Ms. Bassa emphasized that here in America “we are expected to make instant connections even though they may not lead to deep friendships”. These connections have a huge impact on all of us in both social and professional interactions. When you make a connection with someone, you are inclined to view that person positively, and want to develop the connection further whether it is by offering them a job, making a business deal or becoming friends.

One way to make a positive connection is to “mind your language”. There are certain things that we say that actually make a negative impression on others and especially on strangers. Here are Bassa’s tips on 5 Things NOT To Say When You Meet Someone:

1. Don’t play guessing games such as asking people, “Remember Me?” or “Guess my age?”

  • Everyone has trouble remembering names. Don’t put someone on the spot. Instead, introduce yourself and tell the person where you met.

2. Don’t say, “I don’t drink, smoke, take coffee etc.”

  • This is not the time to announce your don’ts. It separates you from the other person.

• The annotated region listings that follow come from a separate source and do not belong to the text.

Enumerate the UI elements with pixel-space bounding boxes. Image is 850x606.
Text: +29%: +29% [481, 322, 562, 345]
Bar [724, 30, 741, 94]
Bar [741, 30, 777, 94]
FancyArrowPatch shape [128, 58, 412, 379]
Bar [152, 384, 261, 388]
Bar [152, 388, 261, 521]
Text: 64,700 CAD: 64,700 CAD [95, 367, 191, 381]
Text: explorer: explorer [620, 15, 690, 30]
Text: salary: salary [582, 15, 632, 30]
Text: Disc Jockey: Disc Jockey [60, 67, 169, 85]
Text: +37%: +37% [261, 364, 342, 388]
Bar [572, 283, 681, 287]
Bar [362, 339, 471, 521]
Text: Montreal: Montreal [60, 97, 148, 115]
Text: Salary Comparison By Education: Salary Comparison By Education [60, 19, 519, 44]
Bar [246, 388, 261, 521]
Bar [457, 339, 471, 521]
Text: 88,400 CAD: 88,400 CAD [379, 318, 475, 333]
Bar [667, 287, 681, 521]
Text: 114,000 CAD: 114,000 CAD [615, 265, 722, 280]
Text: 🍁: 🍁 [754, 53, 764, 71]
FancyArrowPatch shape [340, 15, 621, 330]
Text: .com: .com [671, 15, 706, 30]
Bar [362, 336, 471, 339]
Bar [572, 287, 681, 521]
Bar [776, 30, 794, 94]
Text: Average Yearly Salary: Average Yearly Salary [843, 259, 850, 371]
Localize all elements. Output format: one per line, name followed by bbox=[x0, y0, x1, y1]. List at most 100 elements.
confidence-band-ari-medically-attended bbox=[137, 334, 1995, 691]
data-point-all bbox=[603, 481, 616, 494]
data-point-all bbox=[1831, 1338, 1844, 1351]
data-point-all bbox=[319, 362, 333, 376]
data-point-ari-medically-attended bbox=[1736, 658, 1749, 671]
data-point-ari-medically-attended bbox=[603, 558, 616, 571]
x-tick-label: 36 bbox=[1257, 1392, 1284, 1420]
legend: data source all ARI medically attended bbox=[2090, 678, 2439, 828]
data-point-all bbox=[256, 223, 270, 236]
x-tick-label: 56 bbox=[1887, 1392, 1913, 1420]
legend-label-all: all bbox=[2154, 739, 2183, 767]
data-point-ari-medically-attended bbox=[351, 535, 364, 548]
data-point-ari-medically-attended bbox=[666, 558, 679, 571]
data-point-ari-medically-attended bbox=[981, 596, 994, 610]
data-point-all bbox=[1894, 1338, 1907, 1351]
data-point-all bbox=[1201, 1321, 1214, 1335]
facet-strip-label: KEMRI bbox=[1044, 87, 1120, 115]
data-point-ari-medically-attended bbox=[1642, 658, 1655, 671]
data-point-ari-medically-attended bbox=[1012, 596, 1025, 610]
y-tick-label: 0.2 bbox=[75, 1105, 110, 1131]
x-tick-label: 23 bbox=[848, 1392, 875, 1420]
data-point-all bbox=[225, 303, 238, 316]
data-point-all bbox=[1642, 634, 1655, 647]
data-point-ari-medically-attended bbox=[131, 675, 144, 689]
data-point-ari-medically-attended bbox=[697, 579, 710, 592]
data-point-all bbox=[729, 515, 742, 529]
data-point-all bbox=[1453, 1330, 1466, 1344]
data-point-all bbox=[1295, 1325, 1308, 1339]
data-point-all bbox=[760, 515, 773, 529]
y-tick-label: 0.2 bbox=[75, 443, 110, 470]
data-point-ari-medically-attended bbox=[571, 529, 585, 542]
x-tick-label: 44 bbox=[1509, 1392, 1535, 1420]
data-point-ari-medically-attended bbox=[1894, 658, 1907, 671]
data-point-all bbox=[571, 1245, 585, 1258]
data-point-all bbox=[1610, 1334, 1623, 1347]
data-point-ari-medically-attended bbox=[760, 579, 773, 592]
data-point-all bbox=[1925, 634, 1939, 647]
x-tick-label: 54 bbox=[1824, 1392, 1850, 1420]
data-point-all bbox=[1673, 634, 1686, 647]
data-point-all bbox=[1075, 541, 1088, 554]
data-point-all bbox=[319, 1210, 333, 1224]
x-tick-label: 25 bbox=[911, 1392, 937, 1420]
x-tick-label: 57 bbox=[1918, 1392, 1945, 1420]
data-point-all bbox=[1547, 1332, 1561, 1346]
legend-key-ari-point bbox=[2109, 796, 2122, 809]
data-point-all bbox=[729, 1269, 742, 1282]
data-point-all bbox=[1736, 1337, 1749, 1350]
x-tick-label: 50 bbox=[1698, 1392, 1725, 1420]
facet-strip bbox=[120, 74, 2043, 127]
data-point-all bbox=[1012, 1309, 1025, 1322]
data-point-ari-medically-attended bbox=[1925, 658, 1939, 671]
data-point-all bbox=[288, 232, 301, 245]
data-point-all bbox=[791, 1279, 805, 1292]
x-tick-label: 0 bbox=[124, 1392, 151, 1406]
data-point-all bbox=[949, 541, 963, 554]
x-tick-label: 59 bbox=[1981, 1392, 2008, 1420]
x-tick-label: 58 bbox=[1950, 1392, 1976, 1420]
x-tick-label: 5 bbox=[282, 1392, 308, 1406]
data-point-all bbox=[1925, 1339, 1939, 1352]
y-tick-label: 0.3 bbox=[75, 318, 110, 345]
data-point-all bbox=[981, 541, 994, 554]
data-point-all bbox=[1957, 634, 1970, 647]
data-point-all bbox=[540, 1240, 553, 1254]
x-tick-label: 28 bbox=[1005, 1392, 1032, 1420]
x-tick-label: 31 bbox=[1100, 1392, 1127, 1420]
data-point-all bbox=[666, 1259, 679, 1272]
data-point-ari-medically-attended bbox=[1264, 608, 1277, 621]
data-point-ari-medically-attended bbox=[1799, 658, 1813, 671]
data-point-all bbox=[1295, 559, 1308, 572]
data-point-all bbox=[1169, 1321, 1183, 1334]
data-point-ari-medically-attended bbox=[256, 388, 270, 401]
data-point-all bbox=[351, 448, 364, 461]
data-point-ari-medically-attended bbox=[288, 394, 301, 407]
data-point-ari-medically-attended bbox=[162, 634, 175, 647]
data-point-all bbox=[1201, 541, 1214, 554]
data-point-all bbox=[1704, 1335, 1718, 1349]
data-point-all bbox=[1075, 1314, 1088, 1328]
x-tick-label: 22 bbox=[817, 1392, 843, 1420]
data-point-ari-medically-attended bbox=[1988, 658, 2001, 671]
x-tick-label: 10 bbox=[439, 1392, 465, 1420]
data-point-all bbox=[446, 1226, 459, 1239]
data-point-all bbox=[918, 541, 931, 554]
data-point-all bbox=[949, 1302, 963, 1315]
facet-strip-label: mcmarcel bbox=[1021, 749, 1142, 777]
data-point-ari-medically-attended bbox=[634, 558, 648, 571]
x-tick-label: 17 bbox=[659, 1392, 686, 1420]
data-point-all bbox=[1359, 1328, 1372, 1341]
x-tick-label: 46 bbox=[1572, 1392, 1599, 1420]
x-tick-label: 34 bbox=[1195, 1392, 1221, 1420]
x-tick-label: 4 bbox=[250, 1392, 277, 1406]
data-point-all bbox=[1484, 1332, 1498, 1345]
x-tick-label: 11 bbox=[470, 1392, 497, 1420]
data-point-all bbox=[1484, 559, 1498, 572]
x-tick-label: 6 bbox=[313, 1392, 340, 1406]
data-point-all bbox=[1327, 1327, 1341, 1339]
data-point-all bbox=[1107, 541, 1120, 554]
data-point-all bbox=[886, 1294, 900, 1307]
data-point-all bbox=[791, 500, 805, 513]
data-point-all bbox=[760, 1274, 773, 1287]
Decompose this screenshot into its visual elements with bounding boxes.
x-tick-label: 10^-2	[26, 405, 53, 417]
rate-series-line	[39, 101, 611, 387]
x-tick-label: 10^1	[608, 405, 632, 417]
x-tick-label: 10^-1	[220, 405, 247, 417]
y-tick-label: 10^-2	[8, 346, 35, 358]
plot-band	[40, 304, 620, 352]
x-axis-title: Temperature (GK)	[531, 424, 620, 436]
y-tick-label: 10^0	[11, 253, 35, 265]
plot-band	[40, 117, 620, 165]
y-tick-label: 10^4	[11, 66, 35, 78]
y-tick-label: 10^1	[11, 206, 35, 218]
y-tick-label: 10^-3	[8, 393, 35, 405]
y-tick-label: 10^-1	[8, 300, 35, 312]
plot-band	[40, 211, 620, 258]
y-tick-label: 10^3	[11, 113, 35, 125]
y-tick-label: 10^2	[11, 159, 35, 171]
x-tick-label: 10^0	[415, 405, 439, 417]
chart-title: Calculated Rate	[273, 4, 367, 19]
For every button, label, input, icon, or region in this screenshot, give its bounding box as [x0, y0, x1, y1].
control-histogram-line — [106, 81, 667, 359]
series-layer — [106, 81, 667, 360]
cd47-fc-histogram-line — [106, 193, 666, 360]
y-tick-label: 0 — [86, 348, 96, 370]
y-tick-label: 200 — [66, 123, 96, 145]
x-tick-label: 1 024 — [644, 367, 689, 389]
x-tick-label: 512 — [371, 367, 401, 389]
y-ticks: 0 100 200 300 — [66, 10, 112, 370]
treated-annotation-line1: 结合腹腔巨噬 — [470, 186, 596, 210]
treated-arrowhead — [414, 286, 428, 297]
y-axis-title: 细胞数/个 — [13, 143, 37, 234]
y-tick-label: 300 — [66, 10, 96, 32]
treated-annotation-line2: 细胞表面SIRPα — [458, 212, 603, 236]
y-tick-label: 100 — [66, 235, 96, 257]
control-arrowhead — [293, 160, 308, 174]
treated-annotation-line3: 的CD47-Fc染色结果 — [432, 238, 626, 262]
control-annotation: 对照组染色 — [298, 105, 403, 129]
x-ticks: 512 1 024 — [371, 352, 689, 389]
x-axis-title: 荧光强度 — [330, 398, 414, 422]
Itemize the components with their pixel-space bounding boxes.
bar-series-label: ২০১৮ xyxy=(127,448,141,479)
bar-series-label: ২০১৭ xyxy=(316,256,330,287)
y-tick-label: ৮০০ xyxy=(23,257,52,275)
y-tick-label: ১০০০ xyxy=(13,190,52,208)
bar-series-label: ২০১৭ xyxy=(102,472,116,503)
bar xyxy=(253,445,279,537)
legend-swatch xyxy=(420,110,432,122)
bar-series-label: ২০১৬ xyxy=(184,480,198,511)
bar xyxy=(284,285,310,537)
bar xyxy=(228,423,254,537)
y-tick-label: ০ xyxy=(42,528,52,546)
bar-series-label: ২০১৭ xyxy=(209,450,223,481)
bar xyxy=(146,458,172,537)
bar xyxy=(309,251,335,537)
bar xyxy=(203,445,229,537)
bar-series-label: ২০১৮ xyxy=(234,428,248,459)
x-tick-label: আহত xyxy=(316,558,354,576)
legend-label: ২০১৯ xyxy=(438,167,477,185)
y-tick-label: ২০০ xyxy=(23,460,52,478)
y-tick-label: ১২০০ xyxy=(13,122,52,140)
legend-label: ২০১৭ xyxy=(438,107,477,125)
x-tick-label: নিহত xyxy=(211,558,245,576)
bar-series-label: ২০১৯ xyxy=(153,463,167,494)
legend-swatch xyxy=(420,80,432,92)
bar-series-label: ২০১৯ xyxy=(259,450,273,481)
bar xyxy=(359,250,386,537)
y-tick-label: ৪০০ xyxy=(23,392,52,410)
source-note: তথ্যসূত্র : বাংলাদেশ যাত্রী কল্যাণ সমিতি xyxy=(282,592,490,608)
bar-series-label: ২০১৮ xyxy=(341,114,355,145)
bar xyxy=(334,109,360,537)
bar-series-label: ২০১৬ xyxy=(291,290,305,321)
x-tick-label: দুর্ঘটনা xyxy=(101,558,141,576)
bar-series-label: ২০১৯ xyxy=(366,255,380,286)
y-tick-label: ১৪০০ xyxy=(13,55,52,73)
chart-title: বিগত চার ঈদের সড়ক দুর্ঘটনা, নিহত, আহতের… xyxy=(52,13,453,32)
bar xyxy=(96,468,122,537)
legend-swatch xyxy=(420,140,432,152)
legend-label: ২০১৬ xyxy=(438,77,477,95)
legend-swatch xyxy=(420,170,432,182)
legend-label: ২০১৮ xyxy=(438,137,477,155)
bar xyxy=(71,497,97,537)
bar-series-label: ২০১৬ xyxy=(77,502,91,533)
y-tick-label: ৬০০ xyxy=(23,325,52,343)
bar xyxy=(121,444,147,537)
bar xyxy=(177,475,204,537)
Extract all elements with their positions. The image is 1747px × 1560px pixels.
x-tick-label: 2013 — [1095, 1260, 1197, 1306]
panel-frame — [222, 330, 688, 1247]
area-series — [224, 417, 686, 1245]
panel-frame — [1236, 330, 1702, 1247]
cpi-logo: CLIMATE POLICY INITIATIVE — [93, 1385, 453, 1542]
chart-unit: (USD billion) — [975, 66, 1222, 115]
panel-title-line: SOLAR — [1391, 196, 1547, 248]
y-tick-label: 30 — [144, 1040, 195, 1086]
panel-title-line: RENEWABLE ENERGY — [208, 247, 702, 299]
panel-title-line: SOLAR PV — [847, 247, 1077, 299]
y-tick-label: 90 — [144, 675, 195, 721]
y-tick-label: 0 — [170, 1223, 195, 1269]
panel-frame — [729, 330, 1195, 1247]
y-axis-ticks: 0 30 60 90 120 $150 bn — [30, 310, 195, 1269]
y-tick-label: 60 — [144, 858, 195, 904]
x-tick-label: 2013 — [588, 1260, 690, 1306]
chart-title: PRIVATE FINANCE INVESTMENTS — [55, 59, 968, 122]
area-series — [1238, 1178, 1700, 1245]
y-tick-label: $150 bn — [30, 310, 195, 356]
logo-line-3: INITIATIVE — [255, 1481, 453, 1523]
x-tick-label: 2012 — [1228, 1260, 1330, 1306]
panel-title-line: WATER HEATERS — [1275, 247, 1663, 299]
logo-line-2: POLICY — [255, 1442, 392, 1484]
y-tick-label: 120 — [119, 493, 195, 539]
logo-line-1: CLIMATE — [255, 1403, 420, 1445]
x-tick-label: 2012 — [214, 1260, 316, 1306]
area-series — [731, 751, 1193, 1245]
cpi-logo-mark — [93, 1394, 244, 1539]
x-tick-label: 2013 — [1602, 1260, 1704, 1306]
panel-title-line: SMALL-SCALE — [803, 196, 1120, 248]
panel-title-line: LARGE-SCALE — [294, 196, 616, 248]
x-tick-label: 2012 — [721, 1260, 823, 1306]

Simply say, “No, thank you”.

3. Don’t say, “I have a great idea.”

  • People take that as too aggressive. Instead say, “How about . . .?”

4. Don’t be negative.

  • Save your complaints for another time even though you may have some valid gripes. You want people to remember you as a positive person. No one likes negativity. In particular don’t complain about your ex or your job. People will question your judgment.

5. Don’t remind people of the promises they have not kept.

  • Instead say, “You had indicated that you might be able to . . .”


Do you have other tips that you can share with us?

Post a comment to join the conversation.